Charcuterie alarm: pork prices at an all-time high
The cost of money and the swine plague also weigh on the sector. Beretta (Assica): 'Beijing's duties do not affect us, Italy cannot export to China from January 2022'
3' min read
3' min read
It was not enough to have the swine fever damage, with all that it entails in terms of slowing down non-EU exports. Now the surge in pork prices has also been added to the mix. "We have reached the highest values ever recorded in the history of our sector," denounced Lorenzo Beretta, whom yesterday the Assica annual assembly elected as the new president of the Italian pork butchers. "The spread of swine fever itself has contributed to hampering the recovery of national pig production, squeezing the supply of available meat and pushing up prices. Price increases have continued throughout 2023, due to the low supply of pork in Italy and Europe'.
However, these are not the only increases that are worrying the companies in the sector: 'Production costs,' Beretta explains, 'have also risen due to interest rates, the renewal of labour contracts and energy, the prices of which, although falling, have not yet returned to pre-2022 levels.
The hypothesis, on the other hand, that Beijing will hit the European Union with duties on pork, in response to European duties on electric cars, for once does not harm Italian-made products: 'China,' Beretta recalls, 'has been a closed market for us since January 2022, that is, since swine fever was first detected in our country. Since then, neither Italian cold cuts nor pork can be exported. This also applies to German products, since the disease is also widespread in Germany'. A possible retaliatory duty by Beijing would therefore only affect part of the EU: Spain and Denmark above all, but also France and Holland to some extent.

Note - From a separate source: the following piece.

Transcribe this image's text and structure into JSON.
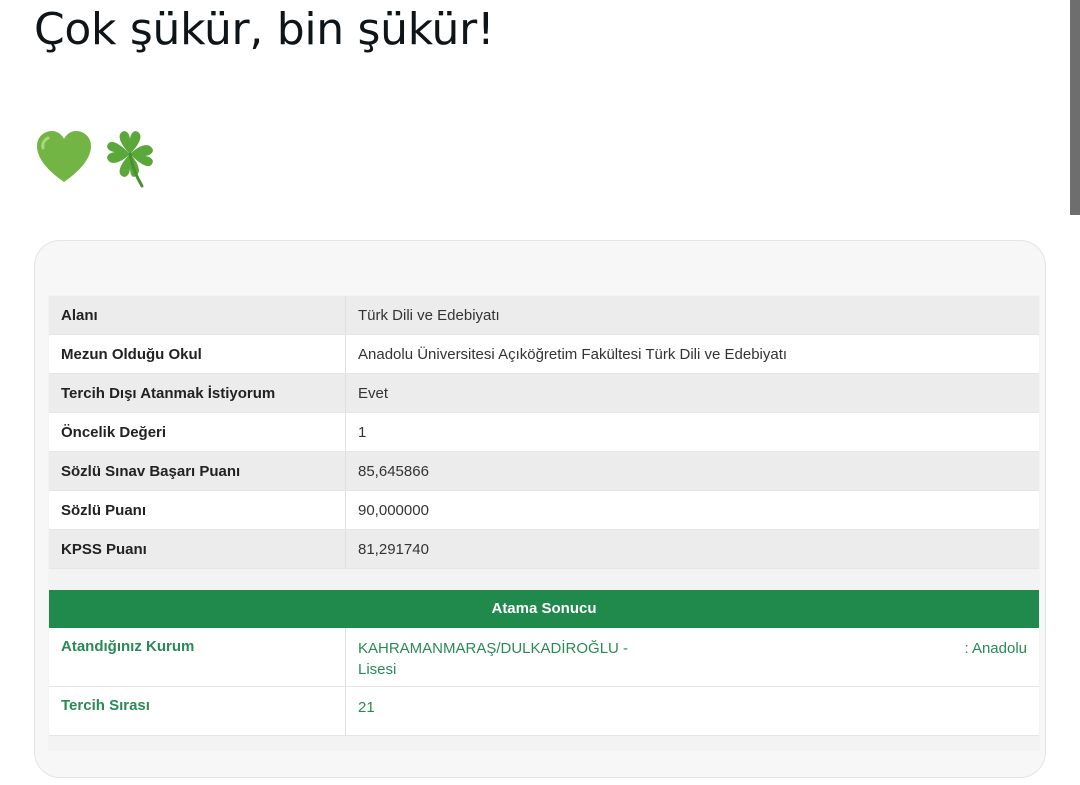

In Italy, the companies belonging to Assica are worth EUR 9.5 billion in terms of revenue. But if the 2023 turnover is up by 6.6%, the same cannot be said of production, which increased by only 0.7%. 2023 also saw exports of Italian cured meats rise by 6.2% in volume, for a total of over 2.1 billion euro, but this is an overall figure: while sales to EU markets increased, those to the USA, Great Britain and Canada fell. A drop, this one, on which the export restrictions due to the spread of swine fever have now also impacted. In particular, since the first carcasses of infected wild boar were found in the Parma hills in April, for the first time some production areas of PDO Crudo di Parma have ended up under Restriction Zone 2, which entails blocking exports to countries such as Canada, Japan and, for less mature products, also to the United States.
The international situation still remains very complex. "With Canada - explains the newly appointed president Beretta - we are making progress in the negotiations to re-admit Italian products to the country and I hope that by the end of the summer we will have good news. There are also openings on the part of Japan: 'We have started exporting the first cooked hams to Tokyo again, previously everything was at a standstill,' Beretta recalls.